Pero ya no es así. ¿Por qué? Porque el pueblo se ha comportado mal en sus palabras, pensamientos y acciones; se han separado de la fuente de la vida, de Dios mismo, y sufren por ello. E Isaías confiesa que esto también es cierto para él.
Y también es cierto para nosotros. Nosotros también nos hemos alejado del Señor y anhelamos al Dios que hemos abandonado. Pero al igual que Isaías y el pueblo de Israel, no podemos regresar a la presencia de Dios por nuestra cuenta. O Dios rasga los cielos y desciende, o estamos perdidos. Es así de simple.

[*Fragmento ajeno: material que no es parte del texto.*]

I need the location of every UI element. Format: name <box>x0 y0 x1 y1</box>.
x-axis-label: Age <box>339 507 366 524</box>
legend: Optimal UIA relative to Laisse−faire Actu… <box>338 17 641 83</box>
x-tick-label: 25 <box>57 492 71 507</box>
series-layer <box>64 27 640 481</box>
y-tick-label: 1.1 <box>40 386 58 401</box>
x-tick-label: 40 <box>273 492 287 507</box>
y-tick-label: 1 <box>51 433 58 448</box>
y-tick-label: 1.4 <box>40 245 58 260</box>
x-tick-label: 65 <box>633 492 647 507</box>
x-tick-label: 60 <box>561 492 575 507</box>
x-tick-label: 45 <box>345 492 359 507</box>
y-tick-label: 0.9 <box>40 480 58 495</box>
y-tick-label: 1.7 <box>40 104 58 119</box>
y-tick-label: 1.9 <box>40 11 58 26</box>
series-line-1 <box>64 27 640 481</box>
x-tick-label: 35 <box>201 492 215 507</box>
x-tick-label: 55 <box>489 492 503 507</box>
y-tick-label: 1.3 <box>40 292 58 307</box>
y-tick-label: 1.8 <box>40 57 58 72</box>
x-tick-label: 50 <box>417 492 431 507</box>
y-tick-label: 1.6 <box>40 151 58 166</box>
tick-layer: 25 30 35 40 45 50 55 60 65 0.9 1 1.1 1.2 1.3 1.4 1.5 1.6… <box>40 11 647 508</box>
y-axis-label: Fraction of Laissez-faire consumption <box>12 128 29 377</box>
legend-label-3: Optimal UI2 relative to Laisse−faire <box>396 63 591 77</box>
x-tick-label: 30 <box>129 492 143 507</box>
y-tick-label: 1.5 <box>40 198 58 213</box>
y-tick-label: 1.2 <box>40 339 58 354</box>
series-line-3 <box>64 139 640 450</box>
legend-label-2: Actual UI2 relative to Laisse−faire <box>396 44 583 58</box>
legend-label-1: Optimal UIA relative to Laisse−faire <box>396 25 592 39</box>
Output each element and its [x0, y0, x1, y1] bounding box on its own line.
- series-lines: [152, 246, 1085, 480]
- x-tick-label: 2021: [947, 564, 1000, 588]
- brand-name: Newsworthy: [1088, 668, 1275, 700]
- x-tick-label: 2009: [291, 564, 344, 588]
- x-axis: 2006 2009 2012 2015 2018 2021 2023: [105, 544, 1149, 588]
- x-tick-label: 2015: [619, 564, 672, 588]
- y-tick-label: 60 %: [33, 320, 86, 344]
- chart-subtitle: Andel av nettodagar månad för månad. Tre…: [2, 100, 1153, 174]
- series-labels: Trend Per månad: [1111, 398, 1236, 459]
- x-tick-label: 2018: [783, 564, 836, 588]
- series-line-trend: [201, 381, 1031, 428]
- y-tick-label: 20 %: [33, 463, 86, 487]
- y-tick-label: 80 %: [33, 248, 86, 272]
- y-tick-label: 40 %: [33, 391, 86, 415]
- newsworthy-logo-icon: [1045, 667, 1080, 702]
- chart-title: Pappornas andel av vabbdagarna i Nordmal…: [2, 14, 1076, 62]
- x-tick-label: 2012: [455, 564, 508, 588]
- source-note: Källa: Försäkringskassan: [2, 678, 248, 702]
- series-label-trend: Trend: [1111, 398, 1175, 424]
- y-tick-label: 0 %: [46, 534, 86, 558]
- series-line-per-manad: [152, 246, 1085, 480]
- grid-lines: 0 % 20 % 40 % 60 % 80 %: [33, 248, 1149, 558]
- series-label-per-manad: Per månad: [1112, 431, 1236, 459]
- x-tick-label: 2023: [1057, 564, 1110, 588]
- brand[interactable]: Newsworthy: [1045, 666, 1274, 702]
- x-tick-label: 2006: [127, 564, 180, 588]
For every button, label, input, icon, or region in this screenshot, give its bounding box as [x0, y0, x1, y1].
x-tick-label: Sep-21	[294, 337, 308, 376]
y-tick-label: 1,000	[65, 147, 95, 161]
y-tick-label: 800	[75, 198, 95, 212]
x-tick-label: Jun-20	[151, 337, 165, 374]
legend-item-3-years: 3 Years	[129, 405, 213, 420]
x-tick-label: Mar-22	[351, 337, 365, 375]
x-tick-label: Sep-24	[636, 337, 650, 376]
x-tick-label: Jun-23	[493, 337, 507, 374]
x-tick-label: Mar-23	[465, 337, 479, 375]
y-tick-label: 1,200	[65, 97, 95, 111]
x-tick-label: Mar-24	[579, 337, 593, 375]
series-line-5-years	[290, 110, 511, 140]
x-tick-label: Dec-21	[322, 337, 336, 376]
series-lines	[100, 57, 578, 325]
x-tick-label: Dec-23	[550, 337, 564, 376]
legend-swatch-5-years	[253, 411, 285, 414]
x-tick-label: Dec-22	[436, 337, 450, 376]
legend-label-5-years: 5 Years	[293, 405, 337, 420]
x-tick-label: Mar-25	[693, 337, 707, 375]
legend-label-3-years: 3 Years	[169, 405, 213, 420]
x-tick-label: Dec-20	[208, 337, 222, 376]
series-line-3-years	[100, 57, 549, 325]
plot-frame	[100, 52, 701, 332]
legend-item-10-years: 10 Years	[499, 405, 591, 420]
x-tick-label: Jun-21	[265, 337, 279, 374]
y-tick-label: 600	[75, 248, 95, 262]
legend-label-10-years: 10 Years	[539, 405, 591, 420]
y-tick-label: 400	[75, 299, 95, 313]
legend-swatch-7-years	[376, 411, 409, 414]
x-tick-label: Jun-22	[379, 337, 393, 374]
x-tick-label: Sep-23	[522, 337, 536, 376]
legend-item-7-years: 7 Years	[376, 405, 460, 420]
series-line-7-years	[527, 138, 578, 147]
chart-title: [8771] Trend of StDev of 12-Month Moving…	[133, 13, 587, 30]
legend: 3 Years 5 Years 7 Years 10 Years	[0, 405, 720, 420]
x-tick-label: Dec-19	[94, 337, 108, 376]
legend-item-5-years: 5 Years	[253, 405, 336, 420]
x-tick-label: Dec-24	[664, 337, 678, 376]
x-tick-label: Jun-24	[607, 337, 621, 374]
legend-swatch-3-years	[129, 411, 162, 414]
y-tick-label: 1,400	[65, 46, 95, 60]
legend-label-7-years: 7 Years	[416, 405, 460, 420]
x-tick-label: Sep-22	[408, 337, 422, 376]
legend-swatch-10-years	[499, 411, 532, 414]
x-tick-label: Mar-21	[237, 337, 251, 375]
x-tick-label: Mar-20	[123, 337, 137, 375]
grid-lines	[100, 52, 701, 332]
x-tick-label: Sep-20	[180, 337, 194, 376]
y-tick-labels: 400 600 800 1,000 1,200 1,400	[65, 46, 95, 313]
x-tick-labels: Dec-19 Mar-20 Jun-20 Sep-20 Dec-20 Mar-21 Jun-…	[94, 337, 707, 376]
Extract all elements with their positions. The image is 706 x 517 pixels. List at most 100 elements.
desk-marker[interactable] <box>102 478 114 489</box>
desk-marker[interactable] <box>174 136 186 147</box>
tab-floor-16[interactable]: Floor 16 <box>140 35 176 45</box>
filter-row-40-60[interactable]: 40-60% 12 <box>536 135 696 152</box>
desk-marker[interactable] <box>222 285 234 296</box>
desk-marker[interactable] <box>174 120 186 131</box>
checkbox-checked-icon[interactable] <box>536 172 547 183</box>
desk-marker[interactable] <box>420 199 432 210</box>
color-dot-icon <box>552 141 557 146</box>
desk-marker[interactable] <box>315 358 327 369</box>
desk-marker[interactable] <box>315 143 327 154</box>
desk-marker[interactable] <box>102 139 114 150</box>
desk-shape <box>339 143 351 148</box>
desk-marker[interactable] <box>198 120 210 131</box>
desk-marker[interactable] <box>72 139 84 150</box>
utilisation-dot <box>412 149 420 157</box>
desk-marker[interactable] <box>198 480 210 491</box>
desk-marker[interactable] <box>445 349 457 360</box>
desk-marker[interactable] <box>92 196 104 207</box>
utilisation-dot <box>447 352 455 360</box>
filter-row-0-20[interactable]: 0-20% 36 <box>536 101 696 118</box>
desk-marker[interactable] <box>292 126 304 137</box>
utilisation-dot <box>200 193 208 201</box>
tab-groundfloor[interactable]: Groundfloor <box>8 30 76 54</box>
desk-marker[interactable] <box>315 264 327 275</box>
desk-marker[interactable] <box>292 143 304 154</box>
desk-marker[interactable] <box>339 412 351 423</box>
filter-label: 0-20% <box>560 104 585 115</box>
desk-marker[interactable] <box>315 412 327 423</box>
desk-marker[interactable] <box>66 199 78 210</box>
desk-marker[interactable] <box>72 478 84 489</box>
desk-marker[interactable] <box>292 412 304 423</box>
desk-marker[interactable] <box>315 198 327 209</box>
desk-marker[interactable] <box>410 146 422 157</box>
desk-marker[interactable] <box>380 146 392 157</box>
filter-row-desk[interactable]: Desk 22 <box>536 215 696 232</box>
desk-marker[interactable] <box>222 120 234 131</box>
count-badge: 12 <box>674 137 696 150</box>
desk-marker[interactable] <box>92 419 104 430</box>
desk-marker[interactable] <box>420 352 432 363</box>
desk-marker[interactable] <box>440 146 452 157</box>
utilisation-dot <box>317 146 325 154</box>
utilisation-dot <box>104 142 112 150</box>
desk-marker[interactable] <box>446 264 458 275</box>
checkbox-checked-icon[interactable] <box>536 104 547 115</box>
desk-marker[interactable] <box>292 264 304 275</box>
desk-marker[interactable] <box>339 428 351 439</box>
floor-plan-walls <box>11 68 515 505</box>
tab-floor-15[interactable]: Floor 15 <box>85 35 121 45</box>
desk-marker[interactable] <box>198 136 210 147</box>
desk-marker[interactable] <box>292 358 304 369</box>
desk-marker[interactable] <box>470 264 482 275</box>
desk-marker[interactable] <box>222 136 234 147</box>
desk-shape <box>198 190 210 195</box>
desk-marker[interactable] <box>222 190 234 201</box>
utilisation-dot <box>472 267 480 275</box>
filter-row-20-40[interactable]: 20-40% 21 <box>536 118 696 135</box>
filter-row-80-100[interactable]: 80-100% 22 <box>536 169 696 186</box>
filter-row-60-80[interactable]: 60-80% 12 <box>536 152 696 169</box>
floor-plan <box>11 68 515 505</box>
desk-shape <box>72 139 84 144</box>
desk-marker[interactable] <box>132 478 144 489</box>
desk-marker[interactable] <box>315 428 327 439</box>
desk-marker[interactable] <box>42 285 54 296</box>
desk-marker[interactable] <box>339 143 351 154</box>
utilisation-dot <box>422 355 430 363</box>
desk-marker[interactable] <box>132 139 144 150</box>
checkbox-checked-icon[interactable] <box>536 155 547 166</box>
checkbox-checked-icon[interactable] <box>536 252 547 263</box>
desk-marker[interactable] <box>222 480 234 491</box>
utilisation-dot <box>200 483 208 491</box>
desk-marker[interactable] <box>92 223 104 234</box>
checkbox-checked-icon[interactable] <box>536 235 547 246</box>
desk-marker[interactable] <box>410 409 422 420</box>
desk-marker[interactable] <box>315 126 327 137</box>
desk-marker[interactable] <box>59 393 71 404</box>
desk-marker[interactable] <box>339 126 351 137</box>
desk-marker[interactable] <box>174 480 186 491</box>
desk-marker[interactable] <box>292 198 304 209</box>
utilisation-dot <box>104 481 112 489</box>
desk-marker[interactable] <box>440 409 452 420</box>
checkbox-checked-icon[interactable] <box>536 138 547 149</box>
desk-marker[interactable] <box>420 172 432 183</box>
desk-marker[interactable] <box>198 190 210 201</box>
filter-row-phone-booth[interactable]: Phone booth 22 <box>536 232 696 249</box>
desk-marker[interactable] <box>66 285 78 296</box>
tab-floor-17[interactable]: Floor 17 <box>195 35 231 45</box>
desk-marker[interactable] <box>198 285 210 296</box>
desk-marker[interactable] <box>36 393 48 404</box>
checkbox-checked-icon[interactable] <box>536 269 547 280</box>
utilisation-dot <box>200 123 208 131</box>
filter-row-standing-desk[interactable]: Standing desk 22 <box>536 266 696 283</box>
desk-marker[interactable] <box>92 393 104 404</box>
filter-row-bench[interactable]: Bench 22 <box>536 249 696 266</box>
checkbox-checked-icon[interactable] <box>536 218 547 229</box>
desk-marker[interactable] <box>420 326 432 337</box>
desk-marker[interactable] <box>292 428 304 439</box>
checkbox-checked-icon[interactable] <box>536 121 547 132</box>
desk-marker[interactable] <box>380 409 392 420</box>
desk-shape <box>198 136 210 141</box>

Desde su momento en la historia, Isaías suplica a Dios: «No te enojes demasiado, Señor, ni tengas presente nuestra iniquidad todo el tiempo». Tiene esperanza porque sabe que Dios es misericordioso. Pero desde nuestro momento en la historia tenemos algo aún mejor: el conocimiento de que Dios ya ha escuchado nuestras oraciones, ha abierto los cielos y ha bajado en la persona de Jesucristo, nuestro Salvador, nacido para librarnos.
Ya no necesitamos añorar los buenos viejos tiempos de la presencia de Dios en el Sinaí. Tenemos algo mucho mejor: Dios en la carne, cargando nuestros pecados en la cruz, dejándolos en la tumba y resucitando de entre los muertos tres días después. Ahora tenemos a Jesús, quien es nuestra vida y salvación. Nuestros corazones anhelantes pueden estar satisfechos, porque Él nos ha dicho: «No te dejaré ni te desampararé jamás» (Hebreos 13: 5b).
ORACIÓN: Señor, déjame vivir siempre en Tu presencia. Amén.
Dra. Kari Vo
Para reflexionar:
1.- ¿Qué haces cuando anhelas a Dios?
2.- ¿Cómo sabes que Jesús está contigo, más allá de que lo sientas o no?